If you need evidence as how Yachvili, in particular, and Harinoduquy can be dominating, or suffocating, presences in a game, look no further than this year's Amlin cup final, the deciding game in Europe's second-tier competition, for the sides that failed to qualify for the Heineken Cup. Biarritz beat Toulon 21-18. It was the worst game of rugby of the year, comfortably. Aesthetically, it made the Brumbies-Reds contest in Canberra look like a lost Monet, mostly because of Biarritz's refusal to let the ball go wider than their No.9. Yachvili kicked, Harinoduquy took lineouts, and Yachvili kicked penalties - monotonously but excellently.
If France - who have creativity available at No.9 and No.10 from the likes of Maxime Machenaud, Morgan Parra, Freddie Michalak and Francois Trinh-Duc - go down a similar path, the lack of fluency will not assist them. The Wallabies have not lost many penalty contests this year, from the boots of either Berrick Barnes or Mike Harris. Stop-start affairs have not troubled them and recent selections at No.15 have inserted a goalkicker rather than a counter-attacker. And there is nothing they would love more than the Parisian crowd growing at first restless and then sullen.

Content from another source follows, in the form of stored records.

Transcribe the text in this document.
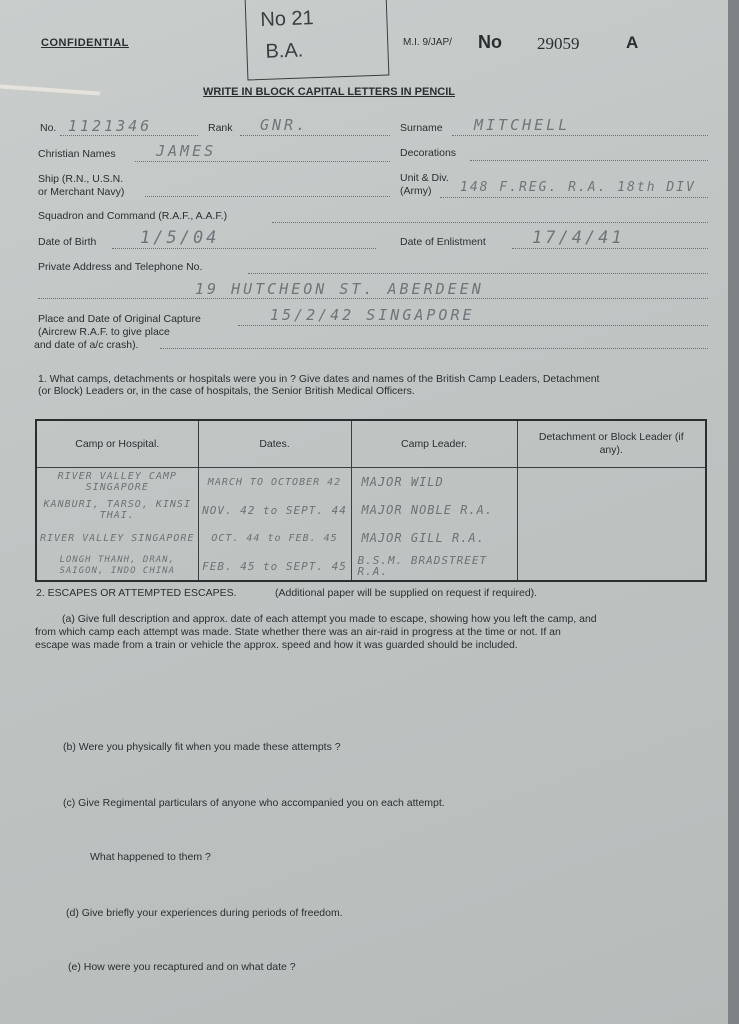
CONFIDENTIAL
No 21
B.A.	M.I. 9/JAP/ No 29059	A
WRITE IN BLOCK CAPITAL LETTERS IN PENCIL
No. 1121346	Rank GNR.	Surname MITCHELL
Christian Names	JAMES	Decorations
Ship (R.N., U.S.N.
or Merchant Navy)
Unit & Div.
(Army) 148 F.REG. R.A. 18th DIV
Squadron and Command (R.A.F., A.A.F.)
Date of Birth	1/5/04	Date of Enlistment	17/4/41
Private Address and Telephone No.
19 HUTCHEON ST. ABERDEEN
Place and Date of Original Capture
(Aircrew R.A.F. to give place
and date of a/c crash).
15/2/42 SINGAPORE
1. What camps, detachments or hospitals were you in ? Give dates and names of the British Camp Leaders, Detachment
(or Block) Leaders or, in the case of hospitals, the Senior British Medical Officers.
Camp or Hospital.	Dates.	Camp Leader.	Detachment or Block Leader (if any).
RIVER VALLEY CAMP SINGAPORE	MARCH TO OCTOBER 42	MAJOR WILD	
KANBURI, TARSO, KINSI THAI.	NOV. 42 to SEPT. 44	MAJOR NOBLE R.A.	
RIVER VALLEY SINGAPORE	OCT. 44 to FEB. 45	MAJOR GILL R.A.	
LONGH THANH, DRAN, SAIGON, INDO CHINA	FEB. 45 to SEPT. 45	B.S.M. BRADSTREET R.A.	
2. ESCAPES OR ATTEMPTED ESCAPES.	(Additional paper will be supplied on request if required).
(a) Give full description and approx. date of each attempt you made to escape, showing how you left the camp, and
from which camp each attempt was made. State whether there was an air-raid in progress at the time or not. If an
escape was made from a train or vehicle the approx. speed and how it was guarded should be included.
(b) Were you physically fit when you made these attempts ?
(c) Give Regimental particulars of anyone who accompanied you on each attempt.
What happened to them ?
(d) Give briefly your experiences during periods of freedom.
(e) How were you recaptured and on what date ?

Other factors might encourage France to play with some width. Their inside-centre, Wesley Fofana, who plays at inside-centre for Clermont but has been picked on the right wing, is something of a throwback. In an era when No.12s are routinely 100 kilograms, Fofana is a relative waif, relying on timing and speed to evade the line rather than conquer it physically. Consequently, some of the prose he attracts verges towards the flowery. But statistics also tell his tale. In his most recent Heineken Cup game, on a relatively heavy track against Exeter Chiefs two weeks ago, Fofana ran the ball 224 metres. Some might query the opposition but the Chiefs are one of Europe's big improvers. Fofana, coached at club level by a former Robbie Deans assistant, Vern Cotter, was not part of France's World Cup squad so is not that well known, but at 24 he is one of those players who has the talent and opportunity in the coming weeks to make his name known far outside the borders of his own country. But Michael Hooper is one Australian in that category, too.
But before these talents can be brought into the game the scrum will be the cornerstone. It's no coincidence that French competition leaders Toulon have Carl Hayman, Andrew Sheridan and Gethin Jenkins on the payroll. The Top 14 is built on strongmen.

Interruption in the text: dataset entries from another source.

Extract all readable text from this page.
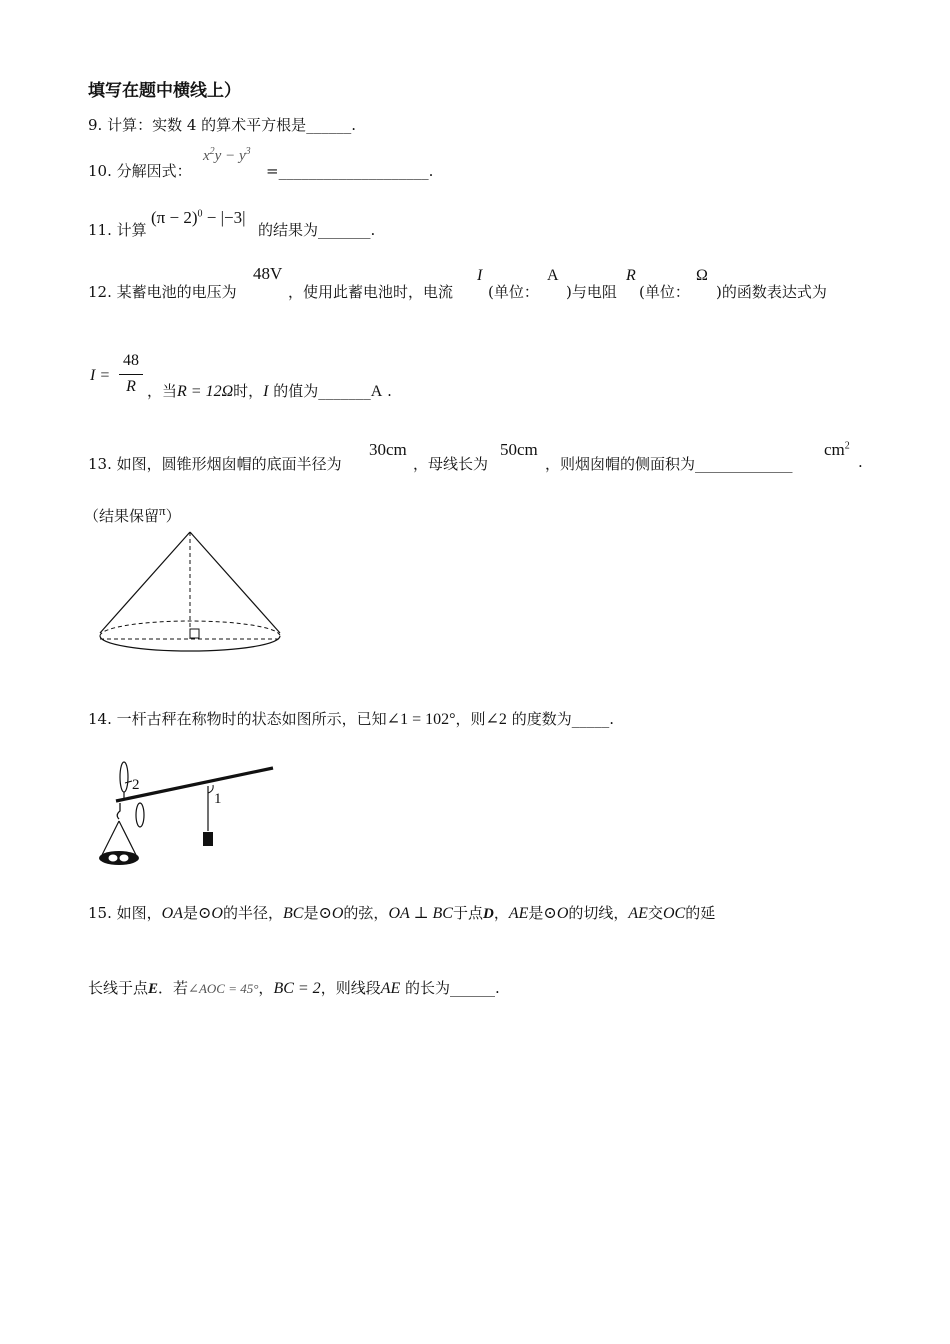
填写在题中横线上）
9. 计算：实数 4 的算术平方根是______.
10. 分解因式：
$x^2y - y^3$
=____________________.
11. 计算
$(\pi - 2)^0 - |-3|$
的结果为_______.
12. 某蓄电池的电压为
48V
，使用此蓄电池时，电流
I
(单位：
A
)与电阻
R
(单位：
Ω
)的函数表达式为
I =
48
R ，当R = 12Ω时，I 的值为_______A .
13. 如图，圆锥形烟囱帽的底面半径为
30cm
，母线长为
50cm
，则烟囱帽的侧面积为_____________
$cm^2$
.
（结果保留$^\pi$）
14. 一杆古秤在称物时的状态如图所示，已知∠1 = 102°，则∠2 的度数为_____.
2
1
15. 如图，OA是⊙O的半径，BC是⊙O的弦，OA ⊥ BC于点D，AE是⊙O的切线，AE交OC的延
长线于点E．若∠AOC = 45°，BC = 2，则线段AE 的长为______.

The national side can call upon the two squattest men in Test rugby, Nicolas Mas and Thomas Domingo, whose low body positions will test the Wallabies' technique, under the new scrum engagement calls, as much as their power. The French have lost something with the retirement of hooker William Servat, who did a job on the All Blacks in the World Cup final, but providing a platform should not be an issue. The Wallabies scrum has improved since Wales, much less a magnet for the referee's whistle, but pressuring opposition ball is not yet in its repertoire.
It is another reason why cold water should be poured on expectations of another Parisian rout, akin to the superb 59-16 performance of two years ago. And despite five straight wins against the French, if a messy one-point win were offered now, Australian hands would grab it.